Indeed, as the “Staff Economic Outlook” section in today’s Minutes reveals, “the staff’s projection for PCE price inflation was revised up slightly in the second half of 2022 and in 2023 in response to the slow resolution of supply constraints seen over the first part of 2022, a higher projected path for import prices, and a judgment that wage increases would put more upward pressure on services prices than previously assumed.” All told, the Minutes conclude, “total PCE price inflation was expected to be 4.3 percent in 2022. PCE price inflation was then expected to step down to 2.5 percent in 2023 and to 2.1 percent in 2024 as supply–demand imbalances in the economy were reduced by slowing aggregate demand and an anticipated easing of supply constraints.”
This matters a lot, because as Bloomberg’s Vincent Cignarella calculates, while most Fed officials agreed that the central bank would continue to tighten in 50bps increments over the next couple of meetings, continuing an aggressive set of moves that would leave policy makers with flexibility to shift gears later if needed, it may not last long at all.

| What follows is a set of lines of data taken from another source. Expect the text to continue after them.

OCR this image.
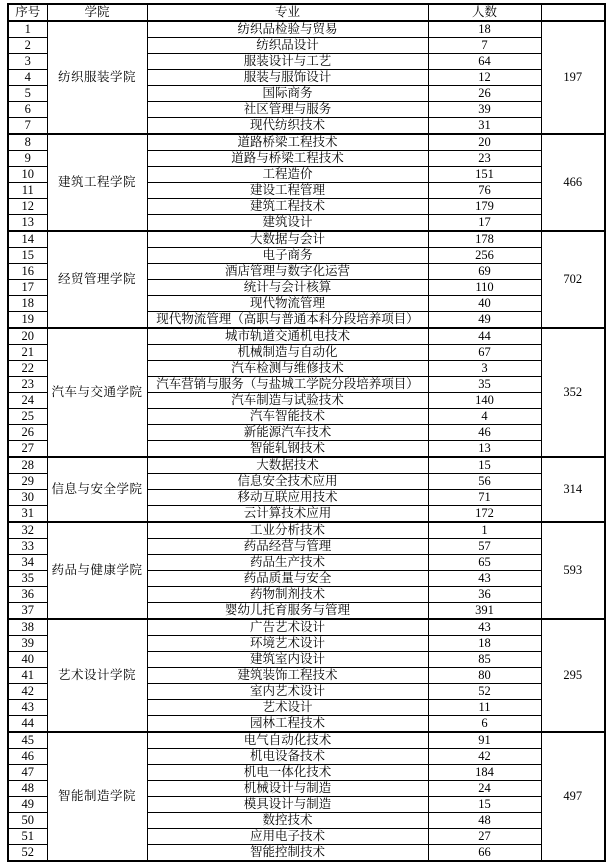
序号	学院	专业	人数	
1	纺织服装学院	纺织品检验与贸易	18	197
2		纺织品设计	7	
3		服装设计与工艺	64	
4		服装与服饰设计	12	
5		国际商务	26	
6		社区管理与服务	39	
7		现代纺织技术	31	
8	建筑工程学院	道路桥梁工程技术	20	466
9		道路与桥梁工程技术	23	
10		工程造价	151	
11		建设工程管理	76	
12		建筑工程技术	179	
13		建筑设计	17	
14	经贸管理学院	大数据与会计	178	702
15		电子商务	256	
16		酒店管理与数字化运营	69	
17		统计与会计核算	110	
18		现代物流管理	40	
19		现代物流管理（高职与普通本科分段培养项目）	49	
20	汽车与交通学院	城市轨道交通机电技术	44	352
21		机械制造与自动化	67	
22		汽车检测与维修技术	3	
23		汽车营销与服务（与盐城工学院分段培养项目）	35	
24		汽车制造与试验技术	140	
25		汽车智能技术	4	
26		新能源汽车技术	46	
27		智能轧钢技术	13	
28	信息与安全学院	大数据技术	15	314
29		信息安全技术应用	56	
30		移动互联应用技术	71	
31		云计算技术应用	172	
32	药品与健康学院	工业分析技术	1	593
33		药品经营与管理	57	
34		药品生产技术	65	
35		药品质量与安全	43	
36		药物制剂技术	36	
37		婴幼儿托育服务与管理	391	
38	艺术设计学院	广告艺术设计	43	295
39		环境艺术设计	18	
40		建筑室内设计	85	
41		建筑装饰工程技术	80	
42		室内艺术设计	52	
43		艺术设计	11	
44		园林工程技术	6	
45	智能制造学院	电气自动化技术	91	497
46		机电设备技术	42	
47		机电一体化技术	184	
48		机械设计与制造	24	
49		模具设计与制造	15	
50		数控技术	48	
51		应用电子技术	27	
52		智能控制技术	66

And, as Cignarella concludes referring to the Fed’s updated PCE forecast (which ends 2022 at 4.3% but then drops to 2.5% in 2023 and 2.1% in 2024), “if their forecast is accurate, it would imply the next expected three half-point rate hikes would be the end of the current tightening cycle and set the stage for a major risk rally into second half of 2022.“
Incidentally, this aligns with JPMorgan’s own estimates when the Fed will likely pause and/or pivot: as JPM’s Andrew Tyler wrote overnight, while “financial conditions are already at the level in which we saw the Fed pivot in 2018/19; I think it is unlikely we see the Fed pivot at this stage in the tightening cycle.” After all, Powell said that he and the Fed need to see material evidence of slowing inflation. So, with “the September Fed meeting one where we could see a pivot, that essentially leaves 3 more CPI prints to prove the case (the release date for August CPI is Sept 13 which falls within the Fed blackout period).” This may explain why earlier this week Bostic also hinted that the Fed could pause in September.
*BOSTIC: MAY MAKE SENSE TO PAUSE IN SEPT., DEPENDING ON ECONOMY
And there it is: the first "pause" hint
Expect many more, and then a hard stop
— zerohedge (@zerohedge) May 23, 2022
Translation: three more 50bps hike and then the Fed pauses… indefinitely, its next move a cut as the economic recession emerges from hiding.